Zu dem in der Geschichte
beschriebenen Tanz, dem Damhsa, mit dem die Kämpfer sich vor
dem Training aufwärmen, inspirierte mich Capoeira, ein
brasilianischer Kampftanz. Die kraftvolle Eleganz fasziniert mich und
ich dachte mir, dass diese Art "Tanz" gut zu meinen
kämpferischen Sidhe passt.
Frage 2 Die Erotik war nicht das
Problem, sondern die Kürze. Ich schreibe eigentlich überhaupt keine
Kurzgeschichten.

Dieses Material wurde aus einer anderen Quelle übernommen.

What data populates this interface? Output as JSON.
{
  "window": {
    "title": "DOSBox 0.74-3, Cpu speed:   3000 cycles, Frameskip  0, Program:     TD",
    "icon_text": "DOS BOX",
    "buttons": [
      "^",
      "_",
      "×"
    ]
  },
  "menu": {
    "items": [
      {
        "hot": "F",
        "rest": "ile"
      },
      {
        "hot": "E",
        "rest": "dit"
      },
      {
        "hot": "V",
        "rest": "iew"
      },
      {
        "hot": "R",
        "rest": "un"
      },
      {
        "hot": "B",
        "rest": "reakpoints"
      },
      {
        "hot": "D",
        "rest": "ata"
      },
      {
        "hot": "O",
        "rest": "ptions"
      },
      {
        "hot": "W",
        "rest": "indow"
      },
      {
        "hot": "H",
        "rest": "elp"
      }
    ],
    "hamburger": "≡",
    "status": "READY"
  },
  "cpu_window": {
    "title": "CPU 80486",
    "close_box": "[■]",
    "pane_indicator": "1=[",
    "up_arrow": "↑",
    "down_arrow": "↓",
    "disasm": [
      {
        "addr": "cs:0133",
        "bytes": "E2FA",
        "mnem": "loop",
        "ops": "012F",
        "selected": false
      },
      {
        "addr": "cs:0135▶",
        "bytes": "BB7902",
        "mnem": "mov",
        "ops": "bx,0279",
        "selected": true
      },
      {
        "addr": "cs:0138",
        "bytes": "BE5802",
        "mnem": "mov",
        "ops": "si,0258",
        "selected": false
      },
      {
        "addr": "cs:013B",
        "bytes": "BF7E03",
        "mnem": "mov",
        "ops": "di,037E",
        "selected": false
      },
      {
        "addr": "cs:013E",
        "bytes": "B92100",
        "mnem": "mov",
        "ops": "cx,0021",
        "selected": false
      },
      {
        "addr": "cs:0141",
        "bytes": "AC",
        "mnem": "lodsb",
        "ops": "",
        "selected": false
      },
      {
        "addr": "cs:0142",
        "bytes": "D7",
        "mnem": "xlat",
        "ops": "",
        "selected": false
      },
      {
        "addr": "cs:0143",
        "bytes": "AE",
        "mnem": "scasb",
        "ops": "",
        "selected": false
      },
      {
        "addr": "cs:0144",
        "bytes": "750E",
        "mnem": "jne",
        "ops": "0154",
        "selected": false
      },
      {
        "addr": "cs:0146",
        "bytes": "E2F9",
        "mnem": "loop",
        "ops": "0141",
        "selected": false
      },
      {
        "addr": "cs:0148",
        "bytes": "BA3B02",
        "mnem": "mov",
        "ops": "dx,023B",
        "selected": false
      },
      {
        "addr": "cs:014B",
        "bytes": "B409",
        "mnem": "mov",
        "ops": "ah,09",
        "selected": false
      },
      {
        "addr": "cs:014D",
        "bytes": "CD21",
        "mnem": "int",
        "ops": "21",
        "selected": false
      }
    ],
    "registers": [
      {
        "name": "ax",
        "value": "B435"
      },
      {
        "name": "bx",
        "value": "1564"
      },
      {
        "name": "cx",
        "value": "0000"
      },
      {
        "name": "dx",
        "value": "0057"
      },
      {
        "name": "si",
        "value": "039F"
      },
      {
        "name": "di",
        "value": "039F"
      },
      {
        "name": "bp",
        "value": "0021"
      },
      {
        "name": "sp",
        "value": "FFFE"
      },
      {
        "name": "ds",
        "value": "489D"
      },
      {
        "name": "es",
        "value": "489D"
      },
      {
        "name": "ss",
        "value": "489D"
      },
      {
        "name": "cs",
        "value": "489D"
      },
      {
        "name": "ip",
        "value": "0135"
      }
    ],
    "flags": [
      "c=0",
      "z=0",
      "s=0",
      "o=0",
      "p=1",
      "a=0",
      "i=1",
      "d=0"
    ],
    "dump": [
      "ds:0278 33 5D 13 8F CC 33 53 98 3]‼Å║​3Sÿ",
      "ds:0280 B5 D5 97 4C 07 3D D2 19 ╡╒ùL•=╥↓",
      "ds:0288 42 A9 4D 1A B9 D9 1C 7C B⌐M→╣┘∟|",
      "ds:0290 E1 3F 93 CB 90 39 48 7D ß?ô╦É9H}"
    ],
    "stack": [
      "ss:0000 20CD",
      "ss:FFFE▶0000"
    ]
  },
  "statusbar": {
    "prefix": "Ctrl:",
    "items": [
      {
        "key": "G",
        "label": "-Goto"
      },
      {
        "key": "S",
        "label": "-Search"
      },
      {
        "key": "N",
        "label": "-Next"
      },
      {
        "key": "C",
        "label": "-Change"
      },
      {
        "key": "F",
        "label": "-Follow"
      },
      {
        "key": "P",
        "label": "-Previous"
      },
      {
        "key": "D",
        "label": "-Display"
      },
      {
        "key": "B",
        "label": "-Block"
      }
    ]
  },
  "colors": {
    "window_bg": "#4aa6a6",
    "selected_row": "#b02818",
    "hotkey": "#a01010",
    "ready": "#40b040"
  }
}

Immer, wenn ich es versucht habe, wurde gleich ein
Roman daraus. Aber als ich die Ausschreibung von Incubus entdeckte,
war ich sofort begeistert und wollte unbedingt mitmachen. Ich mag den
Verlag sehr und Erotik schreibe ich gerne. Die Kurzgeschichte
unterscheidet sich daher nicht besonders von meinen bisherigen
Texten, nur dass sie eben kürzer ist. Ich muss gestehen, dass mir
eine Figur aus der Geschichte so gut gefiel, dass sie nun auch in
einem längeren Werk vorkommen wird, an dem ich gerade schreibe.

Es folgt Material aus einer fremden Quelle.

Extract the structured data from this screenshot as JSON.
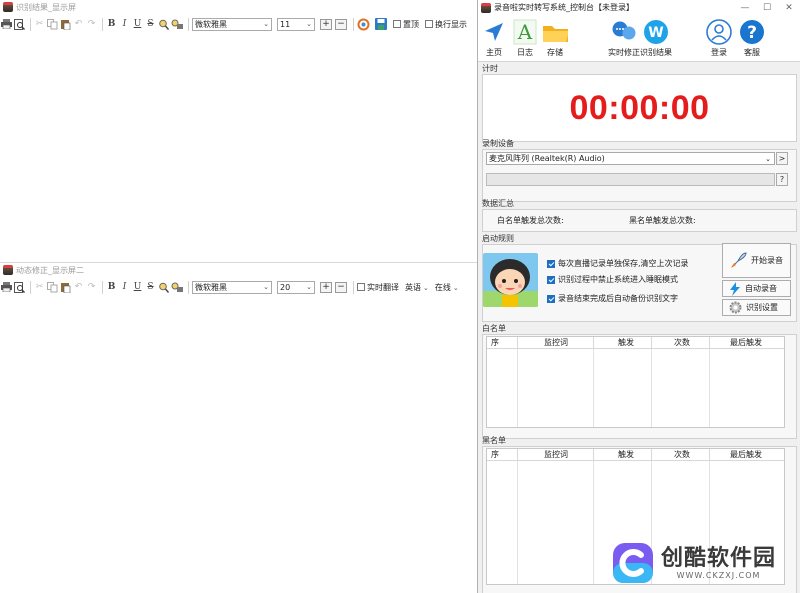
{
  "left_top": {
    "title": "识别结果_显示屏",
    "font_name": "微软雅黑",
    "font_size": "11",
    "checks": [
      "置顶",
      "换行显示"
    ]
  },
  "left_bottom": {
    "title": "动态修正_显示屏二",
    "font_name": "微软雅黑",
    "font_size": "20",
    "check_translate": "实时翻译",
    "lang": "英语",
    "mode": "在线"
  },
  "toolbar_glyphs": {
    "bold": "B",
    "italic": "I",
    "underline": "U",
    "strike": "S",
    "plus": "+",
    "minus": "−"
  },
  "console": {
    "title": "录音啦实时转写系统_控制台【未登录】",
    "toolbar": {
      "home": "主页",
      "log": "日志",
      "save": "存储",
      "correct": "实时修正",
      "result": "识别结果",
      "login": "登录",
      "service": "客服"
    },
    "timer_label": "计时",
    "timer_value": "00:00:00",
    "device_label": "录制设备",
    "device_value": "麦克风阵列 (Realtek(R) Audio)",
    "device_more": ">",
    "help_btn": "?",
    "stats_label": "数据汇总",
    "white_count_label": "白名单触发总次数:",
    "black_count_label": "黑名单触发总次数:",
    "startup_label": "启动规则",
    "options": [
      "每次直播记录单独保存,清空上次记录",
      "识别过程中禁止系统进入睡眠模式",
      "录音结束完成后自动备份识别文字"
    ],
    "buttons": {
      "start": "开始录音",
      "auto": "自动录音",
      "settings": "识别设置"
    },
    "whitelist_label": "白名单",
    "blacklist_label": "黑名单",
    "columns": [
      "序",
      "监控词",
      "触发",
      "次数",
      "最后触发"
    ]
  },
  "watermark": {
    "name": "创酷软件园",
    "url": "WWW.CKZXJ.COM"
  },
  "colors": {
    "timer": "#e51c1c",
    "accent": "#1b6fc5"
  }
}
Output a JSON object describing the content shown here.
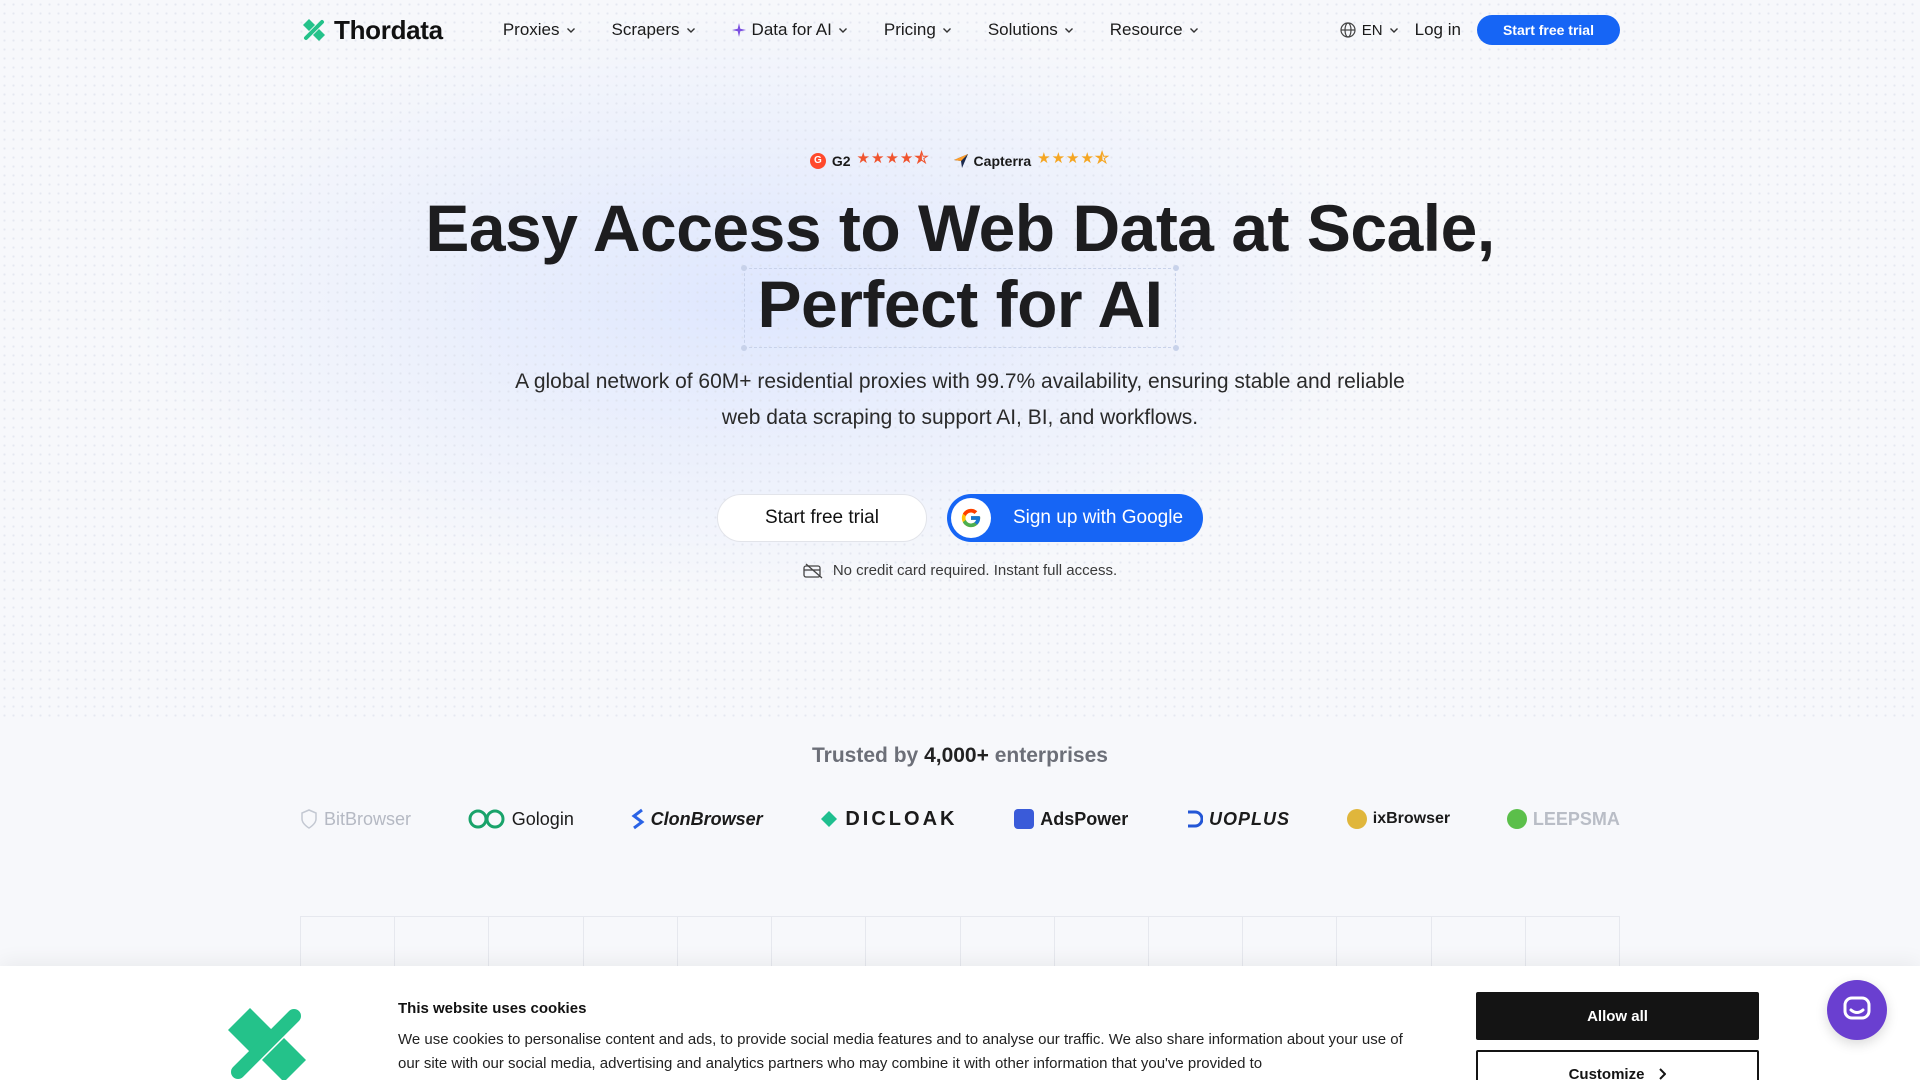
{
  "brand": {
    "name": "Thordata",
    "accent": "#1665f5",
    "logo_color": "#24c28a"
  },
  "nav": {
    "items": [
      {
        "label": "Proxies",
        "icon": ""
      },
      {
        "label": "Scrapers",
        "icon": ""
      },
      {
        "label": "Data for AI",
        "icon": "sparkle-icon"
      },
      {
        "label": "Pricing",
        "icon": ""
      },
      {
        "label": "Solutions",
        "icon": ""
      },
      {
        "label": "Resource",
        "icon": ""
      }
    ],
    "language": "EN",
    "login": "Log in",
    "cta": "Start free trial"
  },
  "ratings": [
    {
      "name": "G2",
      "stars": "★★★★⯪",
      "rating": 4.5
    },
    {
      "name": "Capterra",
      "stars": "★★★★⯪",
      "rating": 4.5
    }
  ],
  "hero": {
    "title_line1": "Easy Access to Web Data at Scale,",
    "title_line2": "Perfect for AI",
    "subtitle_line1": "A global network of 60M+ residential proxies with 99.7% availability, ensuring stable and reliable",
    "subtitle_line2": "web data scraping to support AI, BI, and workflows.",
    "primary_cta": "Start free trial",
    "google_cta": "Sign up with Google",
    "note": "No credit card required. Instant full access."
  },
  "trusted": {
    "prefix": "Trusted by",
    "count": "4,000+",
    "suffix": "enterprises",
    "logos": [
      "BitBrowser",
      "Gologin",
      "ClonBrowser",
      "DICLOAK",
      "AdsPower",
      "UOPLUS",
      "ixBrowser",
      "LEEPSMA"
    ]
  },
  "cookie": {
    "title": "This website uses cookies",
    "text": "We use cookies to personalise content and ads, to provide social media features and to analyse our traffic. We also share information about your use of our site with our social media, advertising and analytics partners who may combine it with other information that you've provided to",
    "allow": "Allow all",
    "customize": "Customize"
  }
}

An meinen ersten Ausflug in das
Schreiben expliziter Erotik erinnere ich mich noch gut. Vor drei
Jahren ist mir versehentlich eine Sexszene in einen Roman
geraten, da habe ich gemerkt, wie viel Spaß mir das
Schreiben bereitet. Bis ich es gewagt habe, diese und ähnliche
Szenen jemandem zum Lesen zu geben, musste ich ganz schön über
meinen Schatten springen. Auch heute geht es mir manchmal noch so,
dass ich rot werde, wenn ich meine eigenen Erotikszenen lese. :-)
Levi Frost – »Einmal
Unendlichkeit und zurück«
Frage 1 Die Idee, einen
interstellaren Zeitreisenden ins Zentrum des Geschehens zu rücken …

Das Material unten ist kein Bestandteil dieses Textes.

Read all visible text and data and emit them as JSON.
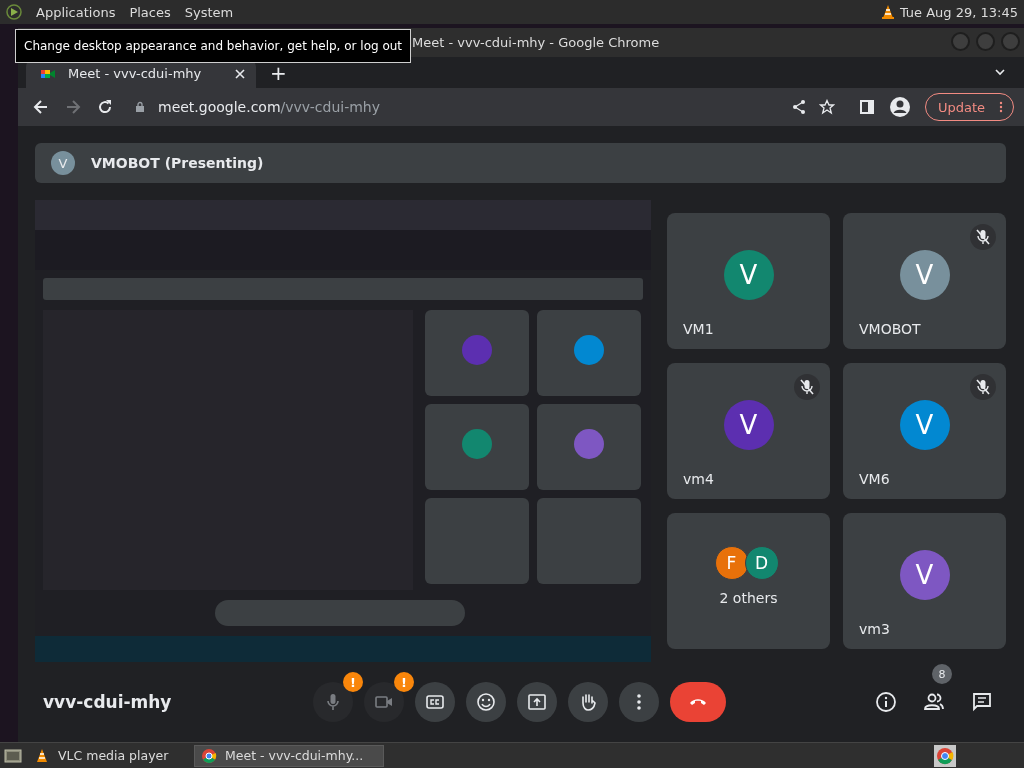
{
  "top_panel": {
    "menus": [
      {
        "label": "Applications"
      },
      {
        "label": "Places"
      },
      {
        "label": "System"
      }
    ],
    "clock": "Tue Aug 29, 13:45"
  },
  "tooltip": "Change desktop appearance and behavior, get help, or log out",
  "window": {
    "title": "Meet - vvv-cdui-mhy - Google Chrome"
  },
  "tabs": [
    {
      "label": "Meet - vvv-cdui-mhy",
      "selected": true
    }
  ],
  "new_tab": "+",
  "address": {
    "host": "meet.google.com",
    "path": "/vvv-cdui-mhy"
  },
  "update_button": "Update",
  "presenting_banner": {
    "initial": "V",
    "label": "VMOBOT (Presenting)"
  },
  "tiles": [
    {
      "kind": "person",
      "name": "VM1",
      "muted": false,
      "avatars": [
        {
          "letter": "V",
          "color": "#12876f"
        }
      ]
    },
    {
      "kind": "person",
      "name": "VMOBOT",
      "muted": true,
      "avatars": [
        {
          "letter": "V",
          "color": "#78909c"
        }
      ]
    },
    {
      "kind": "person",
      "name": "vm4",
      "muted": true,
      "avatars": [
        {
          "letter": "V",
          "color": "#5c2fb0"
        }
      ]
    },
    {
      "kind": "person",
      "name": "VM6",
      "muted": true,
      "avatars": [
        {
          "letter": "V",
          "color": "#0288d1"
        }
      ]
    },
    {
      "kind": "group",
      "name": "2 others",
      "muted": false,
      "avatars": [
        {
          "letter": "F",
          "color": "#e8710a"
        },
        {
          "letter": "D",
          "color": "#12876f"
        }
      ]
    },
    {
      "kind": "person",
      "name": "vm3",
      "muted": false,
      "avatars": [
        {
          "letter": "V",
          "color": "#7e57c2"
        }
      ]
    }
  ],
  "meeting_name": "vvv-cdui-mhy",
  "controls": [
    {
      "kind": "mic",
      "alert": "!",
      "disabled": true
    },
    {
      "kind": "camera",
      "alert": "!",
      "disabled": true
    },
    {
      "kind": "captions",
      "disabled": false
    },
    {
      "kind": "emoji",
      "disabled": false
    },
    {
      "kind": "present",
      "disabled": false
    },
    {
      "kind": "hand",
      "disabled": false
    },
    {
      "kind": "more",
      "disabled": false
    },
    {
      "kind": "end",
      "disabled": false
    }
  ],
  "side_controls": [
    {
      "kind": "info"
    },
    {
      "kind": "people",
      "badge": "8"
    },
    {
      "kind": "chat"
    }
  ],
  "taskbar": {
    "items": [
      {
        "kind": "vlc",
        "label": "VLC media player",
        "selected": false
      },
      {
        "kind": "chrome",
        "label": "Meet - vvv-cdui-mhy...",
        "selected": true
      }
    ]
  }
}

naja. Ich mag die Vorstellung, dass die Menschheit klammheimlich von
Aliens unterwandert wird. Nicht mit kriegerischer Absicht, sondern zu
Forschungszwecken. Gibt schließlich einiges hier zu entdecken. Und
ich fand die Sicht von „außen“ auf menschlichen Sex einfach
spannend. Ich habe manchmal das Gefühl, dass Sex in unserer Zeit nur
noch ins Extreme geht. Extrem verdorben, grenzenlos und kinky, je
„schmutziger“ auf dem Weg zum Extrakick, umso besser – und auf
der anderen Seite extrem klinisch. Bloß kein Haar zu viel, bloß
kein Körpergeruch, bloß keine Flecken auf dem Lacken und keine
Geräusche bitteschön, Hauptsache alles ist duftig und glatt und
romantisch und hach ja. Zumindest wird einem das durch die Medien
suggeriert. Niemand scheint mehr ganz normalen, soliden,
verschwitzten, verklebten Sex zu haben, bei dem man hinterher eben
genau danach aussieht, klingt und riecht.
Dabei funktioniert Sex doch am besten,
wenn man ganz ungezwungen, unverklemmt und ohne künstlich
konditionierten Ekel die Dinge so geschehen lässt, wie man sie
braucht, wie sie (sprichwörtlich) kommen und sich daran freut. Sich
mit vorbehaltloser Neugier auf das einlassen, was der bzw. die Körper
so machen und produzieren, es als gegeben und Resultat der
gemeinsamen Leidenschaft zu nehmen und zu genießen. Das Stichwort
„Spieltrieb“ passt mir hier ganz gut.
Mein Alien findet – so glaube ich –
gerade diese Echtheit und den selbstverständlichen Umgang mit
sexuellen Bedürfnissen und Resultaten sehr bemerkens- und
erstrebenswert. Er hat sicherlich eine Menge Erfahrung, zumindest
eine Alternative darf der Leser ja miterleben. Auch das fand ich
spannend – zu erfinden, dass es auch noch weit in der Zukunft Sex
gibt, bei dem zwei reale Lebewesen real miteinander umgehen. Und dass
es auch dann ganz ungewöhnliche Leidenschaften gibt – so wie heute
– und dass es darum geht, sich einfach darauf einzulassen.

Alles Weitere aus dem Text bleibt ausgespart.